Par Boris Mawuena
Dans une note récente, l’institution monétaire précise les modalités de traitement des paiements extérieurs effectués par les ressortissants étrangers devenus résidents de l’Union. Cette démarche s’inscrit dans l’application du règlement nᵒ 06/2024/CM/UEMOA et vise à assurer une meilleure traçabilité des flux financiers, tout en garantissant la conformité des opérations.
Selon la BCEAO, toute personne de nationalité étrangère installée durablement dans un État membre et y exerçant une activité professionnelle est désormais considérée comme résidente de l’UEMOA. Ce statut lui confère des droits, mais implique aussi des obligations strictes en matière de gestion financière.

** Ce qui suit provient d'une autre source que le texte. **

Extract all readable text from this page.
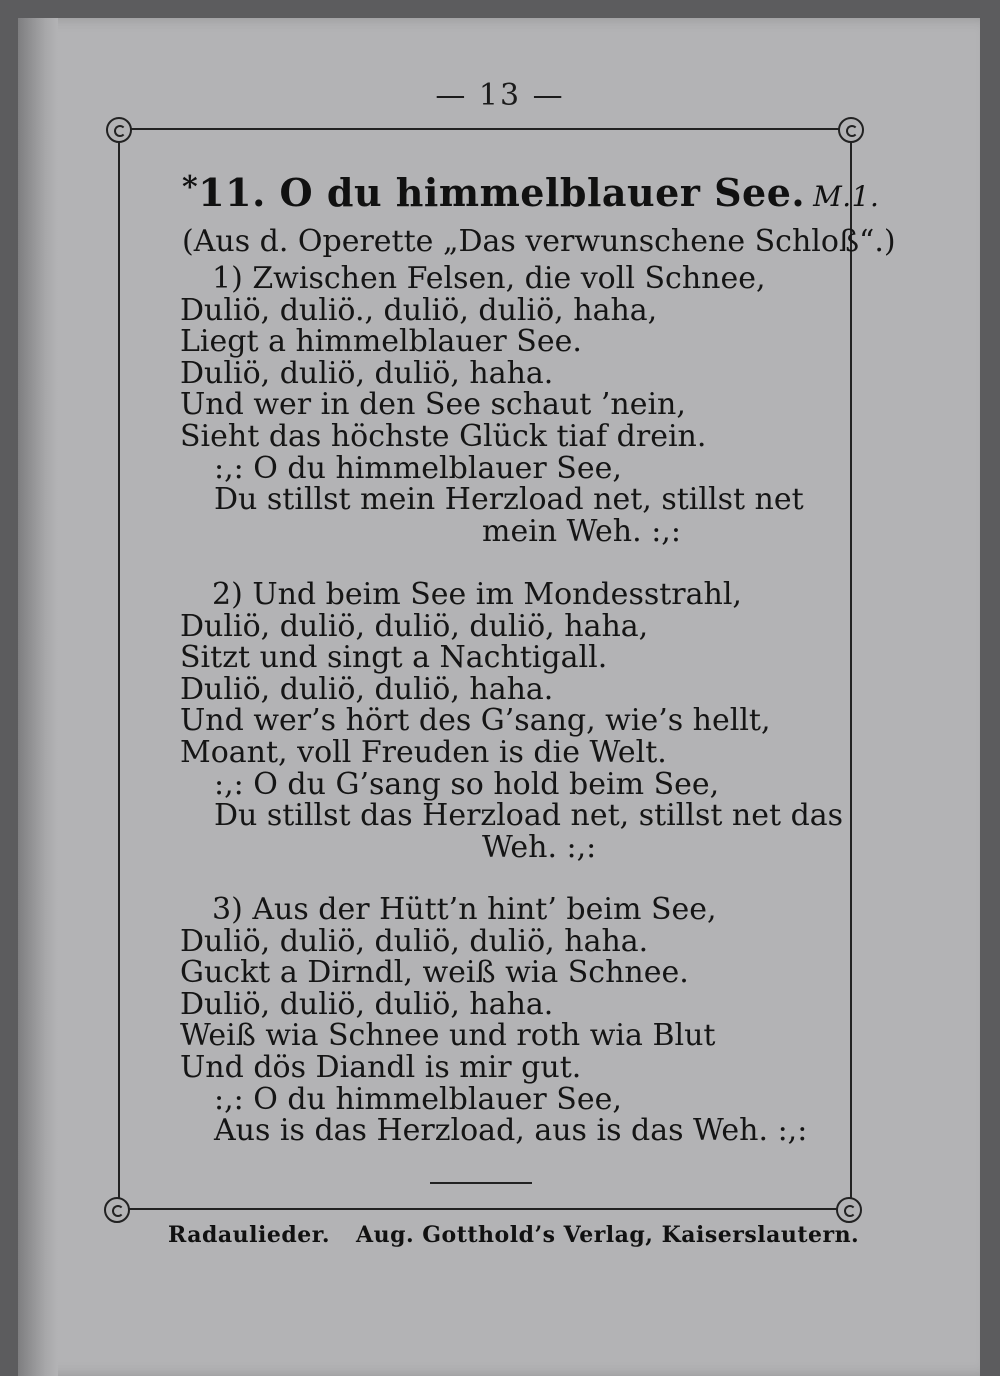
— 13 —
*11. O du himmelblauer See. M.1.
(Aus d. Operette „Das verwunschene Schloß“.)
1) Zwischen Felsen, die voll Schnee,
Duliö, duliö., duliö, duliö, haha,
Liegt a himmelblauer See.
Duliö, duliö, duliö, haha.
Und wer in den See schaut ’nein,
Sieht das höchste Glück tiaf drein.
:,: O du himmelblauer See,
Du stillst mein Herzload net, stillst net
mein Weh. :,:
2) Und beim See im Mondesstrahl,
Duliö, duliö, duliö, duliö, haha,
Sitzt und singt a Nachtigall.
Duliö, duliö, duliö, haha.
Und wer’s hört des G’sang, wie’s hellt,
Moant, voll Freuden is die Welt.
:,: O du G’sang so hold beim See,
Du stillst das Herzload net, stillst net das
Weh. :,:
3) Aus der Hütt’n hint’ beim See,
Duliö, duliö, duliö, duliö, haha.
Guckt a Dirndl, weiß wia Schnee.
Duliö, duliö, duliö, haha.
Weiß wia Schnee und roth wia Blut
Und dös Diandl is mir gut.
:,: O du himmelblauer See,
Aus is das Herzload, aus is das Weh. :,:
Radaulieder. Aug. Gotthold’s Verlag, Kaiserslautern.
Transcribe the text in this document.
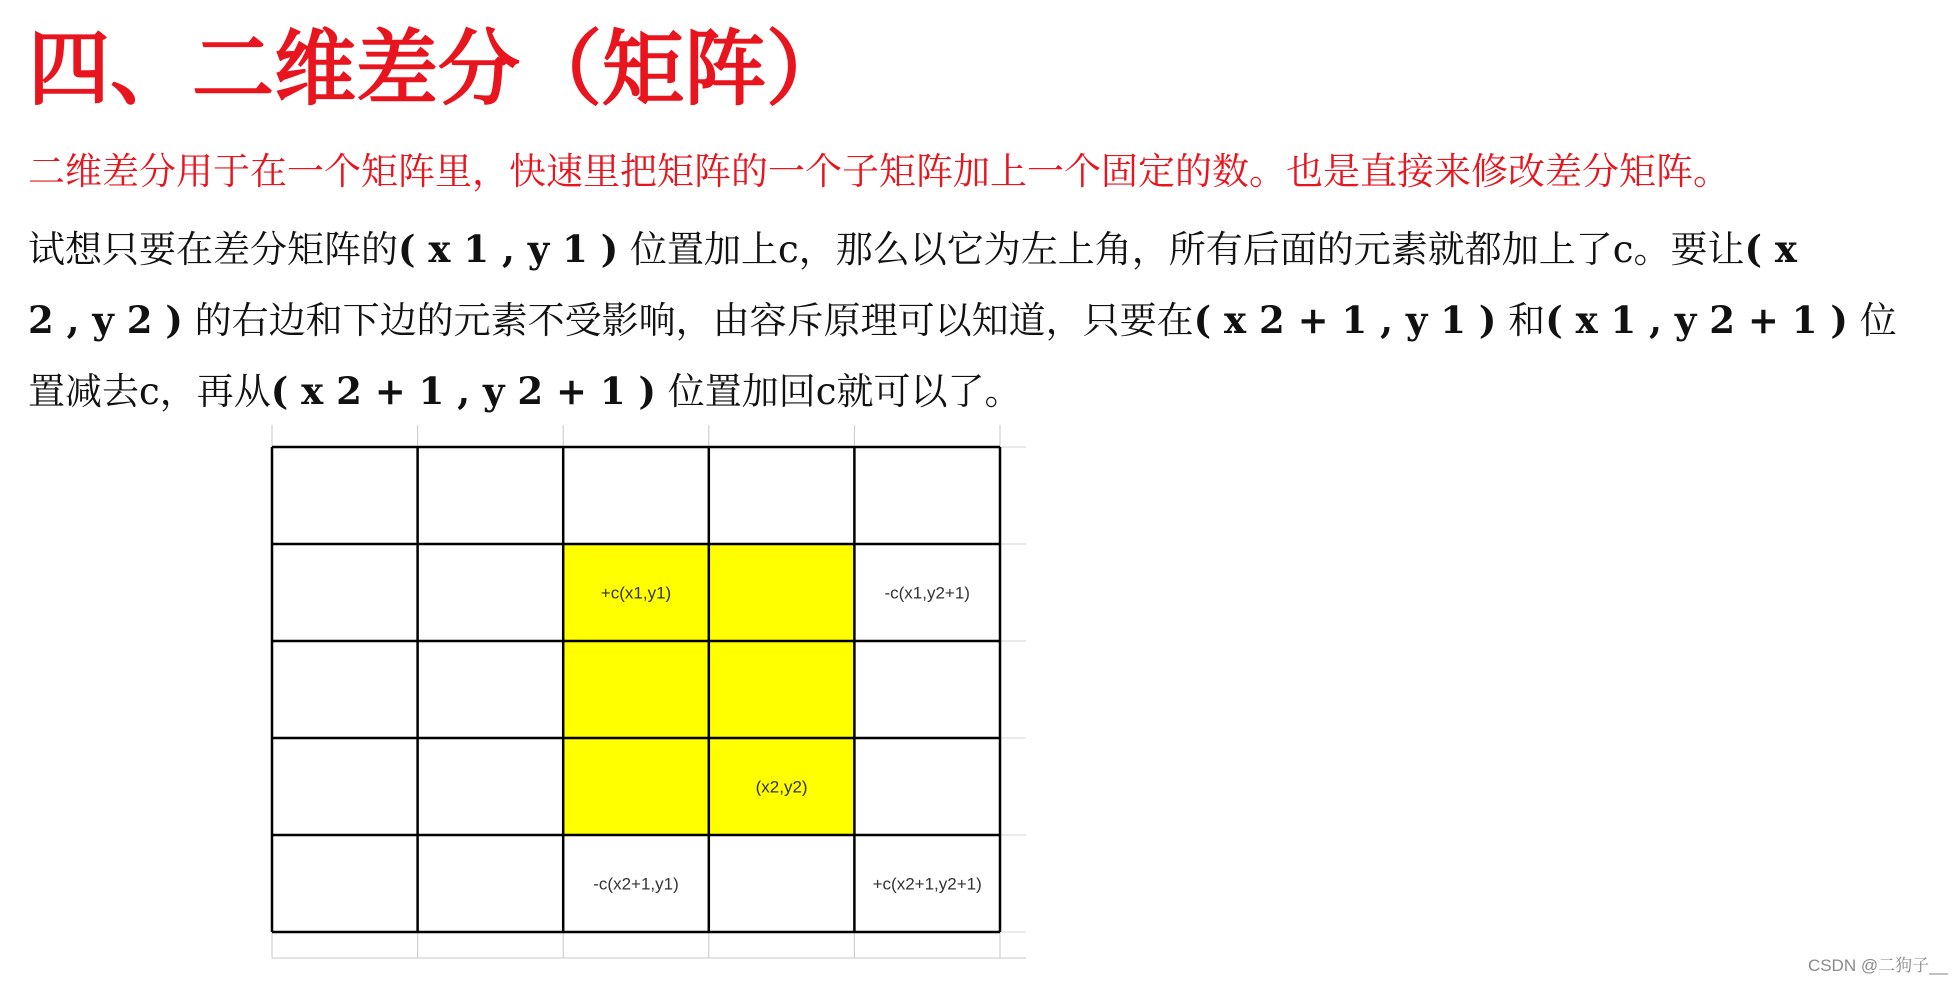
四、二维差分（矩阵）
二维差分用于在一个矩阵里，快速里把矩阵的一个子矩阵加上一个固定的数。也是直接来修改差分矩阵。
试想只要在差分矩阵的( x 1 , y 1 ) 位置加上c，那么以它为左上角，所有后面的元素就都加上了c。要让( x
2 , y 2 ) 的右边和下边的元素不受影响，由容斥原理可以知道，只要在( x 2 + 1 , y 1 ) 和( x 1 , y 2 + 1 ) 位
置减去c，再从( x 2 + 1 , y 2 + 1 ) 位置加回c就可以了。
+c(x1,y1)	-c(x1,y2+1)
(x2,y2)
-c(x2+1,y1)	+c(x2+1,y2+1)
CSDN @二狗子__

À ce titre, les revenus générés dans l’Union doivent obligatoirement être domiciliés dans des comptes bancaires libellés en francs Cfa, ouverts auprès d’intermédiaires agréés.
L’un des principes majeurs rappelés par la BCEAO concerne l’utilisation exclusive de la monnaie locale pour les transactions entre résidents. Cette exigence vise à consolider la souveraineté monétaire et à limiter les circuits parallèles susceptibles d’échapper au contrôle des autorités.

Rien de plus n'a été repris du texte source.